Eligible professional or group practices must satisfactorily report or satisfactorily participate submitting data on PQRS quality measures in 2014 to avoid the 2% payment adjustment will will be applied in 2016.
The payment adjustment applies to covered professional services furnished by an eligible professional or group practice during 2016.
Also, an additional 2% penalty will be applied to group practices of 10+ eligible professionals under the value-based payment modifier. This is again based on the 2014 PQRS reporting performance.
How to Avoid the 2016 PQRS Payment Adjustments
For Individual Eligible Professionals
One of the following criteria must be met by eligible professionals during the 2014 PQRS program year:
- Meet the requirements to satisfactorily report or satisfactorily participate for incentive eligibility as defined in the 2014 PQRS measure specifications (same criteria as 2014 PQRS incentive eligibility)
- Report at least 3 measures covering one NQS domain for at least 50 percent of the eligible professional’s Medicare Part B FFS patients via claims or qualified registry
- An eligible professional that reports fewer than 3 measures covering at least 1 NQS domain via claims or qualified registry- reporting will be subject to the Measure-Applicability Validation (MAV) process, which will allow CMS to determine whether additional measures domains should have been reported.

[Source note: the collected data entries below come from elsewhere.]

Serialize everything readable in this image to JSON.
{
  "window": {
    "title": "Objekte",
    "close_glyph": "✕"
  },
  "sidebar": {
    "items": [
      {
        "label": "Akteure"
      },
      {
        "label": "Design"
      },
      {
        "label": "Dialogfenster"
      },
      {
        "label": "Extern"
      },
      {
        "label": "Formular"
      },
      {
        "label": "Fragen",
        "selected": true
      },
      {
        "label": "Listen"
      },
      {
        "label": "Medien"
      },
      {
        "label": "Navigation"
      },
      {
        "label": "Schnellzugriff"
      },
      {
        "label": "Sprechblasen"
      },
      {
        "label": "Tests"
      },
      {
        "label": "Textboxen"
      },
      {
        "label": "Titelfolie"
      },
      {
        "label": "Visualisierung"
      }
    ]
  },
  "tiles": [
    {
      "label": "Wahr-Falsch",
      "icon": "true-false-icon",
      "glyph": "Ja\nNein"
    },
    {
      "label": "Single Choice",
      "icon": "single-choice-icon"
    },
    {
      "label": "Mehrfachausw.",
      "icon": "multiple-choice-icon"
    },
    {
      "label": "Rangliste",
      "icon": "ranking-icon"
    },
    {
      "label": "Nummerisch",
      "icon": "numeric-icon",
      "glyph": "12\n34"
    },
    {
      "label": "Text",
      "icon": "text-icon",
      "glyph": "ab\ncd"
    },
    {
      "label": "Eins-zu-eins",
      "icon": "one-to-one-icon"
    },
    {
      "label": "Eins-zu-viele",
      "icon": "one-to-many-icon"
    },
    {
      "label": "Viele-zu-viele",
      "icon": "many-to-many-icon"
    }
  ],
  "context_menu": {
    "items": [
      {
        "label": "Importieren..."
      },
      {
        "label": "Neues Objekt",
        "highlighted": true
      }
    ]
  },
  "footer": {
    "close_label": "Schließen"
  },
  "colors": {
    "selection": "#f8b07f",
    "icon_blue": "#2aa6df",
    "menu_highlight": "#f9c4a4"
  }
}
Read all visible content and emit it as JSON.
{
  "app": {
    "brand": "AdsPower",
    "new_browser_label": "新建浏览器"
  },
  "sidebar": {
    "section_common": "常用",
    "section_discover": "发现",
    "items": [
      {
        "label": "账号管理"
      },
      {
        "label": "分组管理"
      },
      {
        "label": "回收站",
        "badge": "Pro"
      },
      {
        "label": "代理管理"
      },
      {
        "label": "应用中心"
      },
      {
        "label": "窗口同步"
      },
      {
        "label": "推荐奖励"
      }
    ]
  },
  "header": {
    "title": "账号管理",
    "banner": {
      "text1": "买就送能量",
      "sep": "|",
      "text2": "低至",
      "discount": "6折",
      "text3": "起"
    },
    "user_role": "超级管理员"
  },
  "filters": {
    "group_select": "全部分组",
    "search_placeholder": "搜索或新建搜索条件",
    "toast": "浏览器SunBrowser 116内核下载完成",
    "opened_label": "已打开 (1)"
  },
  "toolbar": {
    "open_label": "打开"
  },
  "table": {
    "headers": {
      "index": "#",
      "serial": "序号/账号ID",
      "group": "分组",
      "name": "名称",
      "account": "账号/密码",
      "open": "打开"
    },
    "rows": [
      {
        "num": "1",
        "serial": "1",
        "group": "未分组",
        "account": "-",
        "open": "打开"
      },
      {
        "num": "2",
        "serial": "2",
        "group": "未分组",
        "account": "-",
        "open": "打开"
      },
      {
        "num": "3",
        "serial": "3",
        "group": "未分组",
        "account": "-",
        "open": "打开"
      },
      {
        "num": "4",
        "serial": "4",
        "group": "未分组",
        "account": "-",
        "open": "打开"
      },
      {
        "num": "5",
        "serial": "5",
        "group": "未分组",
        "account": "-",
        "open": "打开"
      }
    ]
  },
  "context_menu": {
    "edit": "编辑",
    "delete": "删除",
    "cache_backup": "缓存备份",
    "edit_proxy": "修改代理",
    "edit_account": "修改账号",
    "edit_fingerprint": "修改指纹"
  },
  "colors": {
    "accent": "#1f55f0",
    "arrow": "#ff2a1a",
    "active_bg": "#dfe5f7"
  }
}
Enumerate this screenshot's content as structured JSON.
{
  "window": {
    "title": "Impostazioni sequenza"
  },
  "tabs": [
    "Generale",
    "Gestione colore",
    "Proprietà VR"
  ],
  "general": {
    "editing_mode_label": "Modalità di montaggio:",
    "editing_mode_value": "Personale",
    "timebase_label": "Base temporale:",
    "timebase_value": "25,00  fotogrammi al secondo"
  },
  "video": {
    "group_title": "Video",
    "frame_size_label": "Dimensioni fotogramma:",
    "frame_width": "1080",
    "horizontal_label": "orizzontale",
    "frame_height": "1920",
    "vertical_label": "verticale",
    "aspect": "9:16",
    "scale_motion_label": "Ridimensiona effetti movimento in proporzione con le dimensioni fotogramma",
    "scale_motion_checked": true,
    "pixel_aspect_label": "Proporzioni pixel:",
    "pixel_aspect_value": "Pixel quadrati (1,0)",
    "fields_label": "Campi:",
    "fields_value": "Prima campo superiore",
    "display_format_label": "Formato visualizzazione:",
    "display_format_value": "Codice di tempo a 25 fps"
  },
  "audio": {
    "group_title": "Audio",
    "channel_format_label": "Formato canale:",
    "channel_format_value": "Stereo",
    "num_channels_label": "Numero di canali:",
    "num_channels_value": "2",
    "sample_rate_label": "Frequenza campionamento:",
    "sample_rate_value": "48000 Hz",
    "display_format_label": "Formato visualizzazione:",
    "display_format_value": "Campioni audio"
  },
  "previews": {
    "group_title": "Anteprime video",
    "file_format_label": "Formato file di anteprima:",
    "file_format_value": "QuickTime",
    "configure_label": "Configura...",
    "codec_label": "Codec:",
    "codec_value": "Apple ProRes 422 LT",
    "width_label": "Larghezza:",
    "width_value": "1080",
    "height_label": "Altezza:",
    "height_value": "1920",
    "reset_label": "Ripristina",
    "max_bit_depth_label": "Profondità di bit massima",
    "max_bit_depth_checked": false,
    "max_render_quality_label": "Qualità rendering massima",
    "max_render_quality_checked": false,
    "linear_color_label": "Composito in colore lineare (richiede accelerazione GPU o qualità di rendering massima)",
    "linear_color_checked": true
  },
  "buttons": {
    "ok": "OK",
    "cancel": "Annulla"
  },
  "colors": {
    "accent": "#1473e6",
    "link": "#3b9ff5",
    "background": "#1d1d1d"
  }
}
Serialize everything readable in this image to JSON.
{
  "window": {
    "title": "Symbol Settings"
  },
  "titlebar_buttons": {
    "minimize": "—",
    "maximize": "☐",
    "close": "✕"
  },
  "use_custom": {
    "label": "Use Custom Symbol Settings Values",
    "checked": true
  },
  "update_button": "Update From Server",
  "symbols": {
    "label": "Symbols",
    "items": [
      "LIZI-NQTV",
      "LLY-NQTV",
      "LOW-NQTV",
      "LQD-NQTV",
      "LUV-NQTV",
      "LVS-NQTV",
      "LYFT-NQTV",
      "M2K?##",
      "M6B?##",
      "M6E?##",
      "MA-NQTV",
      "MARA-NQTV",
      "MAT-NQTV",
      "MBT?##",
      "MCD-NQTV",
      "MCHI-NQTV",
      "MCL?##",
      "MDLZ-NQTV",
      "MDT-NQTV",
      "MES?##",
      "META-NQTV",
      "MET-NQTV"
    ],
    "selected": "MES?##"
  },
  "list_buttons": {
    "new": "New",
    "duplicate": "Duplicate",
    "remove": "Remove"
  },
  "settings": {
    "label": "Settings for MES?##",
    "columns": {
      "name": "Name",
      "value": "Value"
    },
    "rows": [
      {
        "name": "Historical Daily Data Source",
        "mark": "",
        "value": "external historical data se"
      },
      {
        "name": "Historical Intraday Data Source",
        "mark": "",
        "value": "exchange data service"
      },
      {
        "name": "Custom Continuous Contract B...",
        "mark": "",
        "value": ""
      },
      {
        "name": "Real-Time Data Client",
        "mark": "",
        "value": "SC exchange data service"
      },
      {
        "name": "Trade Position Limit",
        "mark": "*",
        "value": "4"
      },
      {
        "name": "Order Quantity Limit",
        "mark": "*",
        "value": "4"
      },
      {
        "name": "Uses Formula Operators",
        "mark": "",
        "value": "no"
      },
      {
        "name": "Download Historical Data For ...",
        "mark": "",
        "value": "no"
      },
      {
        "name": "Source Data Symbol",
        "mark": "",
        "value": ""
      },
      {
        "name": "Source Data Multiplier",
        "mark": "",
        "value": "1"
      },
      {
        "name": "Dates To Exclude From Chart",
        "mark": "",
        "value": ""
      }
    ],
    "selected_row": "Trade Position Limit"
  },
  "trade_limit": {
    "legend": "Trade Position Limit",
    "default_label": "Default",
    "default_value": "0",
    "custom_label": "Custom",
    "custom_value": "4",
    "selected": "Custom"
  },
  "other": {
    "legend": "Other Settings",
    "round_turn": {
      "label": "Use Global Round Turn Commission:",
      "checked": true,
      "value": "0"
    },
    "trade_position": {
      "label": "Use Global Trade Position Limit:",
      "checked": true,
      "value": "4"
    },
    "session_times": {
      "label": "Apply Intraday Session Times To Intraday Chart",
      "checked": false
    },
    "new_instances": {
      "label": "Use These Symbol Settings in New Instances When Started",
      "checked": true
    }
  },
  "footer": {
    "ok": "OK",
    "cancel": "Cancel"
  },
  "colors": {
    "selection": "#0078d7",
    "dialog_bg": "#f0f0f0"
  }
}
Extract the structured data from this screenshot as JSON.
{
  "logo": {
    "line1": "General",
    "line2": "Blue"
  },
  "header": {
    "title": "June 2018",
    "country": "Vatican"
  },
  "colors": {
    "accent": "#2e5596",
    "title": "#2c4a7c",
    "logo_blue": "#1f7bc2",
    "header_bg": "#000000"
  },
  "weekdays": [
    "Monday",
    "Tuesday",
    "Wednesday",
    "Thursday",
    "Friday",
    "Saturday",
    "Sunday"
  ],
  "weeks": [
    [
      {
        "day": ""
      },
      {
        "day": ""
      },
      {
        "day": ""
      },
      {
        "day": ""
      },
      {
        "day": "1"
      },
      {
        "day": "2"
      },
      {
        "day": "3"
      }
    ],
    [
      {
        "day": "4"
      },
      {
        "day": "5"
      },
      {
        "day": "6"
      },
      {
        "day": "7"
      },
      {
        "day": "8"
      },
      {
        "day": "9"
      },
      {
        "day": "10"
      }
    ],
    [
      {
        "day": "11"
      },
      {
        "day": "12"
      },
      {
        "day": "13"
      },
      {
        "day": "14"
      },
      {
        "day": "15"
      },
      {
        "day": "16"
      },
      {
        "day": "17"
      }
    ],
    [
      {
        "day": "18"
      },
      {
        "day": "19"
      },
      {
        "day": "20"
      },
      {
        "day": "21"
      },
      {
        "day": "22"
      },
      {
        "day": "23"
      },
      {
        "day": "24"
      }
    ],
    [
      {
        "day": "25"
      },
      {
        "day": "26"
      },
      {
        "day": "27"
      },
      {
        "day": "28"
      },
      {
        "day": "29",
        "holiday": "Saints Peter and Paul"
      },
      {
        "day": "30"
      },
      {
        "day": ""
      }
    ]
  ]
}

- Participate via a qualified clinical data registry (QCDR) that selects measures for the eligible professional, of which at least 3 measures covering a minimum of 1 NQS domain AND submits measures for at least 50% of applicable patients seen during the participation period to which the measure applies
For Group Practices
Group practices participating in the Group Practice Reporting Option (GPRO) can avoid 2016 payment adjustments by meeting one of the following criteria during the 2014 PQRS program year:
- Meet the requirements for satisfactorily reporting for incentive eligibility as defined in the applicable 2014 PQRS measure specifications
- Report at least 3 measures covering one NQS domain for at least 50 percent of the group practice’s Medicare Part B FFS patients via qualified registry
- Report 1-8 measures covering 1-3 NQS domains for which there is Medicare patient data (subjecting the group practice to the MAV process*), AND report each measure for at least 50% of the group practice’s Medicare Part B FFS patients seen during the reporting period to which the measure applies.
*A group practice who reports fewer than 3 measures covering 1 NQS domain via the registry-based reporting mechanism will be subject to the MAV process, which would allow CMS to determine whether a group practice should have reported on additional measures.